On data localisation, government must create a balance between privacy and commerce
Even Justice Srikrishna has conceded that localisation is not a perfect solution and that the government has the authority to relax conditions on data localisation based on the criticality of information and the situationUpdated: Aug 20, 2018, 09:31 IST
The government has asked American e-commerce major, Amazon, to set up a server in India in an attempt to prevent the unchecked migration of personal customer data. The last few months have seen an increase in demands for data localisation, with even the Reserve Bank of India calling for local storage of financial data. Although there is no law in India regarding data safety at present, the government is working on evolving a data protection framework. On July 27, after year-long public consultations, a committee of experts headed by former Supreme Court judge, BN Srikrishna, submitted its report on the principles that will guide the framing of India’s data protection statute. The draft bill has been put up for public consultation till September 5, after which it is likely to be sent for parliamentary approval.
According to the recommendations of the Srikrishna report, all personal data of Indian citizens must have at least one copy saved in India. Eight of the 10 most accessed websites in India are owned by US entities, says the report. To begin with, foreign e-commerce companies will be asked to set up servers in India, so that the personal data of customers, generated through e-commerce operations, stays within the country. The votaries of data localisation say it will facilitate easier access for law enforcement agencies for the purposes of investigation and prosecution. Those who criticise data localisation argue that it can hurt the economy and may create a fragmented Internet that goes against the intrinsic character of the Web as a borderless medium.

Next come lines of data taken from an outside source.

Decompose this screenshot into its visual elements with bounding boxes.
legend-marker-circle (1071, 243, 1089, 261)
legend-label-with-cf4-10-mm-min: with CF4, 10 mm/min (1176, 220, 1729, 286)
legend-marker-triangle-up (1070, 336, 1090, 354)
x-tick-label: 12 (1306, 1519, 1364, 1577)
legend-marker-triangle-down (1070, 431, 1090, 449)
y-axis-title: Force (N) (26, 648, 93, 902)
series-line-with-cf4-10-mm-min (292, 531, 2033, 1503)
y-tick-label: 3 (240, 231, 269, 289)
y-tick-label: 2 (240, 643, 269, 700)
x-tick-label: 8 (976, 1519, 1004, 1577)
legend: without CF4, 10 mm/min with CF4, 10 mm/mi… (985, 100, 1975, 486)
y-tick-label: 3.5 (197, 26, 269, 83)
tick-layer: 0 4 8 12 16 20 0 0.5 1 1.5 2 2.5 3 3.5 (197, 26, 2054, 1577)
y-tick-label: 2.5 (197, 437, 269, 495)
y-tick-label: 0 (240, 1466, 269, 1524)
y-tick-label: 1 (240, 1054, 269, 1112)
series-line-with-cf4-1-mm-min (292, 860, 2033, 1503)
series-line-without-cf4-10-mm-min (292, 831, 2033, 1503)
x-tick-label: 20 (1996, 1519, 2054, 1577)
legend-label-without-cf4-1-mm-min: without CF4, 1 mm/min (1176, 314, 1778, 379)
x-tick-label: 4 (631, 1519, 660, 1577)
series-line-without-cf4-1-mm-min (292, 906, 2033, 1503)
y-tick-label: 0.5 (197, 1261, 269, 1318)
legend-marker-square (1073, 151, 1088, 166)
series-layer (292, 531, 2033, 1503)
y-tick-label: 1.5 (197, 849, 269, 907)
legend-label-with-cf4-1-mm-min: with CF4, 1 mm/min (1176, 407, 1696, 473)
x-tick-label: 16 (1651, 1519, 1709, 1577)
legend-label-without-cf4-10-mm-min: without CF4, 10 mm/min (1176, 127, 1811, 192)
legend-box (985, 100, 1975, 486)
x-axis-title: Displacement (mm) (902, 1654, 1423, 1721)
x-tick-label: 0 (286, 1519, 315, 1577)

There have been concerns that the personal data that stays in servers within the country can be misused by the state. But one of the key features of the draft bill is the creation of a regulatory data protection authority that will address user concerns, including privacy and data protection. Also, in line with European Union’s General Data Protection Regulation, India’s draft data protection bill places user consent and specificity of purpose paramount for accessing such data. Even as the government appears to have made up its mind to go ahead with stronger data localisation norms, experts say a majority of Indian businesses might not have the technical wherewithal and resources to set up local clouds. Any final stand on stringent data localisation norms may ultimately have to take the middle path and balance the interests of the State, the people and businesses.